What I want to do is probe the gates on Q2 and Q3 but don't want to screw that up as it's on the high voltage side.  What is the ground reference for these two gates?

I did probe the input signal to U6 (PROBE POINT 1) and the output at the gate driver transformer pin 1 (PROBE POINT 2) and have attached photos of the results. 

Any ideas on why the compressor power scheme is not working?

Jerry
jerryk:
I did go with my suspicion and removed T1 transformer and it appears like it's toast.  First photo shows the primary side with two windings.  On the right side the two red wires have continuity but on the circuit board (see backlit photo) the wire on the right side in a no connect pin.  I assume this winding is some sort of feedback loop?

The two multi strand copper color wires  on the left are open lead on the multimeter.  So my assumption is this transformer is toast.  If I'm off base please let me know.
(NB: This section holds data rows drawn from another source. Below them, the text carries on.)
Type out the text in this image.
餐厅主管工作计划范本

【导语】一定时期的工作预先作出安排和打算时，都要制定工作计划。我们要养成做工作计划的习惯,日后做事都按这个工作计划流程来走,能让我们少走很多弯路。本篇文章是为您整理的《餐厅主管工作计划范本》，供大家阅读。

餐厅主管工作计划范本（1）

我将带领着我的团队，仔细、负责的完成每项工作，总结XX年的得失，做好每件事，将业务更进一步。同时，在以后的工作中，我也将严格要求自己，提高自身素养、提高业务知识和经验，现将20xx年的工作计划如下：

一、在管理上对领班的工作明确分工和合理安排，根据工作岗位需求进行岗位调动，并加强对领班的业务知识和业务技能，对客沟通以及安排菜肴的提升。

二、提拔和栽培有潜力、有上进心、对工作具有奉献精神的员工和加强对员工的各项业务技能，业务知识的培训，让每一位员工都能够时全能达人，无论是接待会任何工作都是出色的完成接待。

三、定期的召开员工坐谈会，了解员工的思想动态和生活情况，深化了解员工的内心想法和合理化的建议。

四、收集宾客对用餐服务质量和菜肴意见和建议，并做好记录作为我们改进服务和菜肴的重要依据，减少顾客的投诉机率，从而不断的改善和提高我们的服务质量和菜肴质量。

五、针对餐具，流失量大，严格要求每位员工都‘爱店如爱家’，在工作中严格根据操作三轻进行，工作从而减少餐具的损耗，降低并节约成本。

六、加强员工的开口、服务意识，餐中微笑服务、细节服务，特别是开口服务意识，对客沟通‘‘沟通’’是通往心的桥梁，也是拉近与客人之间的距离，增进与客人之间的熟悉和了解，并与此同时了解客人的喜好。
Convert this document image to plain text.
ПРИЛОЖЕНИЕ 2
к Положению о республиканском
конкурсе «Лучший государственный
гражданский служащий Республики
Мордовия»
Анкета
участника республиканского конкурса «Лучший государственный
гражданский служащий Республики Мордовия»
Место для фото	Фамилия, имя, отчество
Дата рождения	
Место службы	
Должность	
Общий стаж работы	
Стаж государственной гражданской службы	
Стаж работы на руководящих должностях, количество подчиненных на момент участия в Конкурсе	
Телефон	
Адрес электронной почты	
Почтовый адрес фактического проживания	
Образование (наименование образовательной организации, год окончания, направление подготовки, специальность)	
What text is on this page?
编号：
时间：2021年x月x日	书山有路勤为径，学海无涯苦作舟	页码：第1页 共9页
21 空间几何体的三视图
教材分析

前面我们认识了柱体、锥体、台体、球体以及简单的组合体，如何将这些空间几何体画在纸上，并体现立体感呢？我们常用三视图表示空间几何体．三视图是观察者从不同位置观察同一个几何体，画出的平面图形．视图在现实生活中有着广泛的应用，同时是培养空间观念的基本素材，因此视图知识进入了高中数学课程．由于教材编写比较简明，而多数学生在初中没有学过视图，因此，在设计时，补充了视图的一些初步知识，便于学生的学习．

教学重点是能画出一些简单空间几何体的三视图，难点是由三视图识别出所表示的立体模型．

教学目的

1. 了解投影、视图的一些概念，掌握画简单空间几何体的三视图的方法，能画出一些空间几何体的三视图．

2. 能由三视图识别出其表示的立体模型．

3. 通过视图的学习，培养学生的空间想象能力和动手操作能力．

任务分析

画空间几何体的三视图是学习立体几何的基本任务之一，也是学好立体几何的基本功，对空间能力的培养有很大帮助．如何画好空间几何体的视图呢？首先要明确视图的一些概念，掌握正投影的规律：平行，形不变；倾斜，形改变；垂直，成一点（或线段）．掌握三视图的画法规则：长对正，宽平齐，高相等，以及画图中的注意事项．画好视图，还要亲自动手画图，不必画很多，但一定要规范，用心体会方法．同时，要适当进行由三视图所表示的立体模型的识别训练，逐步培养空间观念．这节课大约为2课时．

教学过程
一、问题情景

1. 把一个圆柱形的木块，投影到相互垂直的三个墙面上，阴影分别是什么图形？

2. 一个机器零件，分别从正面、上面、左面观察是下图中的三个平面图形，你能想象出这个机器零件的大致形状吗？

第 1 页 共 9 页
Before I scrap this project is there any possibility of fixing this transformer by unwinding, finding the break primary winding wire, and splicing it.  Or is this just a fools dream?

Jerry
indeterminate:
The Transformer is fixable
Heat it up so that the glue softens and you can separate the cores
unwind each winding counting the number of turns and direction.
get sum new wire and start from scratch.
Harry_22:
Hi!
Check the transformer again before crack it.
fant:
Another solution for the transformer:
Leave it covered by Acetone for a couple of days and it will dissolve all the glue.